The student can start with one specific example (the model can be initially constructed so that the exact parameters are inputs that can be changed). Suppose Joe drives a 15 mpg pickup truck, which he would have tolerated for another 4 years and 60K miles had he not scrapped it for cash. He upgrades to an equivalent 20mpg new truck. His vehicles typically last for 8 years, with 15K miles per year. Amortize emissions for any new vehicle construction or scrapping over an 8 year period. Compute the cumulative CO2 offset to the environment over a 10 year period in the two scenarios where he upgrades now, versus where he continues the use of his clunker for 4 more years before upgrading.
Could stray planetary bodies in open space be detected?
Are there planet-sized dark objects (rocks, ice cubes) populating the vastness of empty space between visible stars? Is it possible that such ordinary matter actually constitutes a substantial fraction of our galaxy's mass? Or of the universe's mass? Would there be a way to detect these objects?
The Kepler satellite is monitoring the light intensity of thousands of distant stars, looking for periodic decreases in light intensity as evidence of an orbiting exoplanet. If a stray inter-stellar dark body were to move between the earth and one of these stars, it would cause a one-time dimming event. If it were close enough to earth, it could totally eclipse the star, causing a drop of light intensity to zero.
Ignoring the complication that it might be hard to separate such one-time events from other sources of random noise, there is a question of how probable such a crossing would be? It would require the dark body to move precisely across the line from us to the star, and for a total eclipse would require it to be much closer to earth than to the distant star. We'll suppose that any crossing that occludes some light is a theoretically detectable event.

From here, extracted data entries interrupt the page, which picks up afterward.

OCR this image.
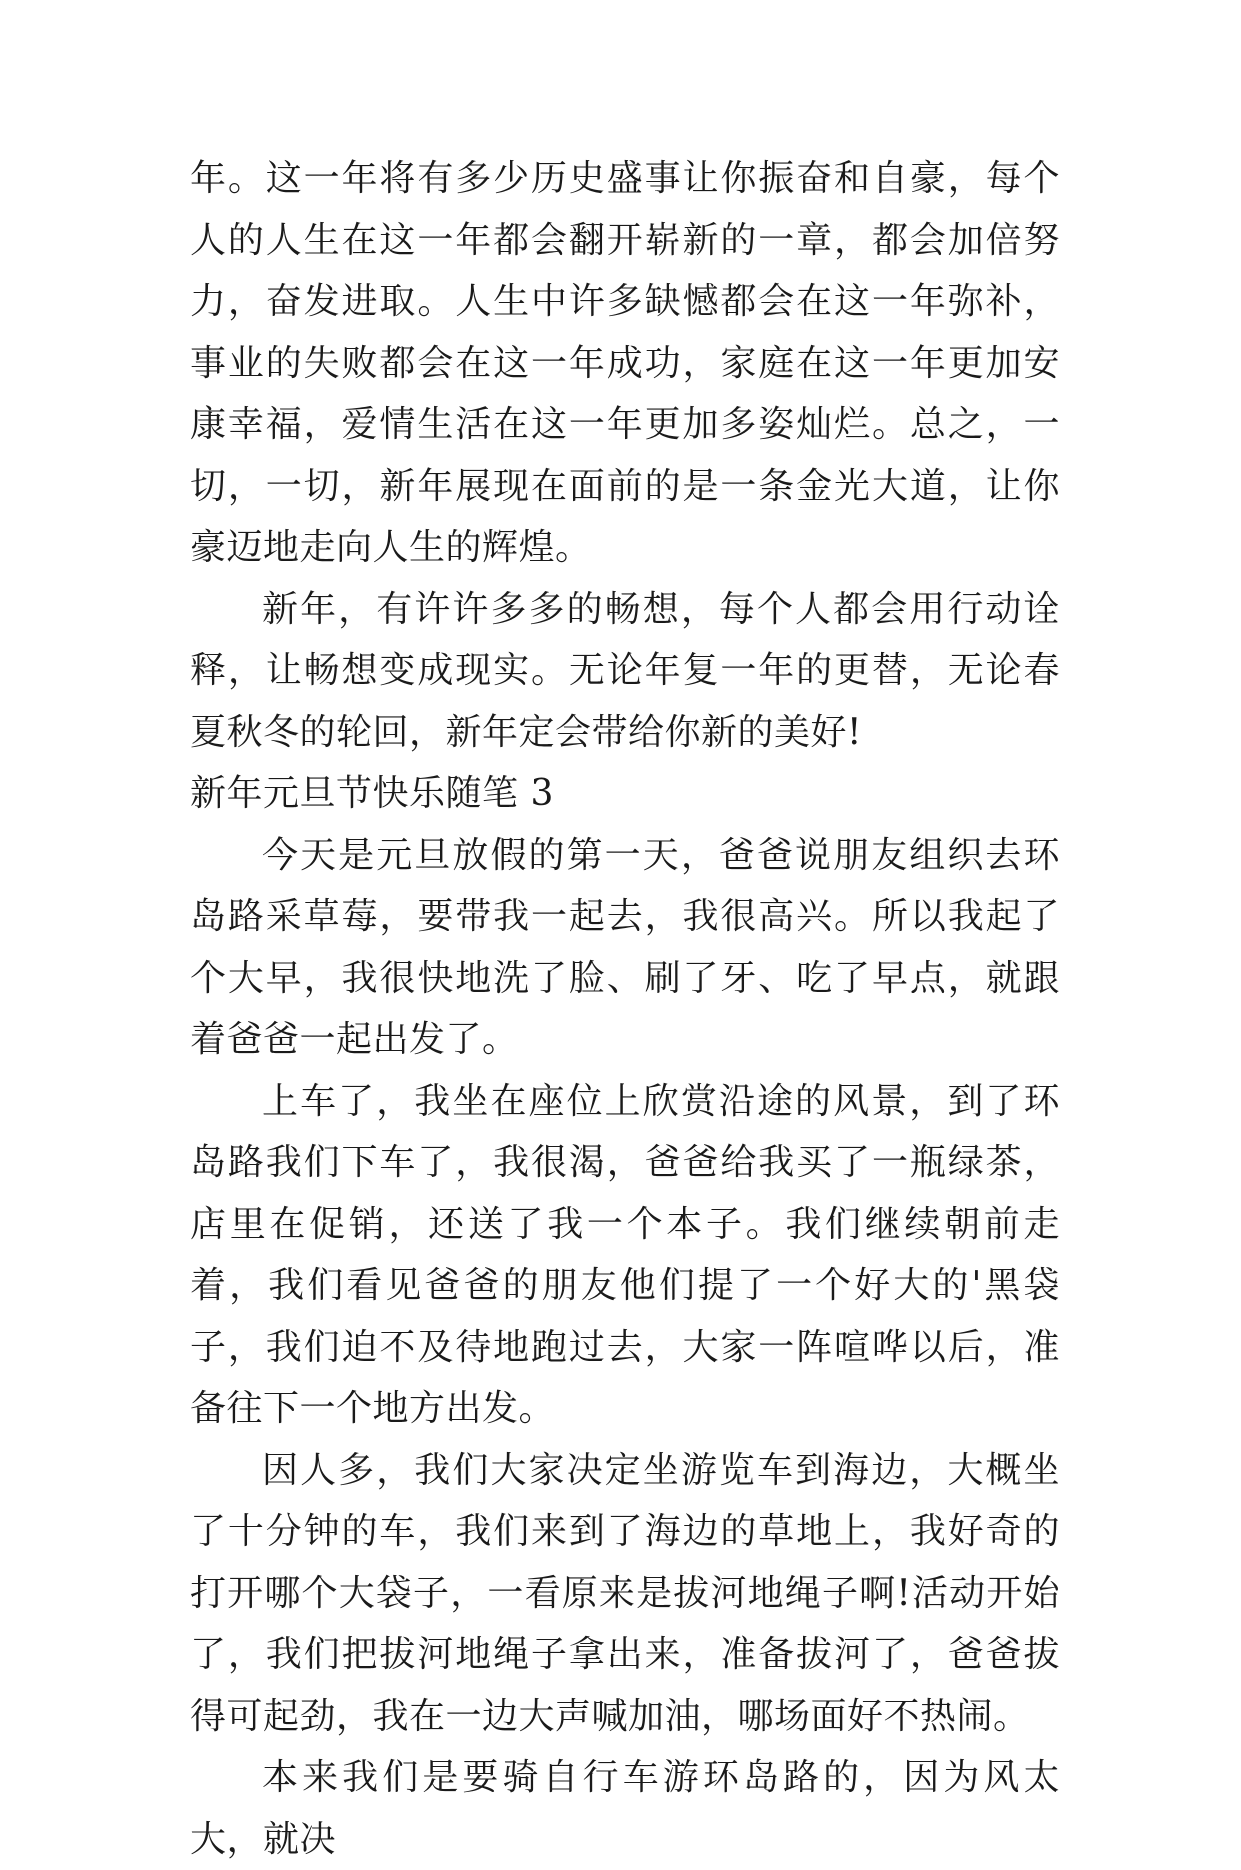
年。这一年将有多少历史盛事让你振奋和自豪，每个人的人生在这一年都会翻开崭新的一章，都会加倍努力，奋发进取。人生中许多缺憾都会在这一年弥补，事业的失败都会在这一年成功，家庭在这一年更加安康幸福，爱情生活在这一年更加多姿灿烂。总之，一切，一切，新年展现在面前的是一条金光大道，让你豪迈地走向人生的辉煌。

新年，有许许多多的畅想，每个人都会用行动诠释，让畅想变成现实。无论年复一年的更替，无论春夏秋冬的轮回，新年定会带给你新的美好!

新年元旦节快乐随笔 3

今天是元旦放假的第一天，爸爸说朋友组织去环岛路采草莓，要带我一起去，我很高兴。所以我起了个大早，我很快地洗了脸、刷了牙、吃了早点，就跟着爸爸一起出发了。

上车了，我坐在座位上欣赏沿途的风景，到了环岛路我们下车了，我很渴，爸爸给我买了一瓶绿茶，店里在促销，还送了我一个本子。我们继续朝前走着，我们看见爸爸的朋友他们提了一个好大的'黑袋子，我们迫不及待地跑过去，大家一阵喧哗以后，准备往下一个地方出发。

因人多，我们大家决定坐游览车到海边，大概坐了十分钟的车，我们来到了海边的草地上，我好奇的打开哪个大袋子，一看原来是拔河地绳子啊!活动开始了，我们把拔河地绳子拿出来，准备拔河了，爸爸拔得可起劲，我在一边大声喊加油，哪场面好不热闹。

本来我们是要骑自行车游环岛路的，因为风太大，就决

Create a model to predict the probability of a detectable event (both a dimming event and a total eclipse event) when one star is being monitored, given various input assumptions about the density of dark planetary bodies in open space, the size distribuiton of these bodies (relative to the radius of the star being monitored), the distribution of speeds of these bodies, and the distance to the star being monitored.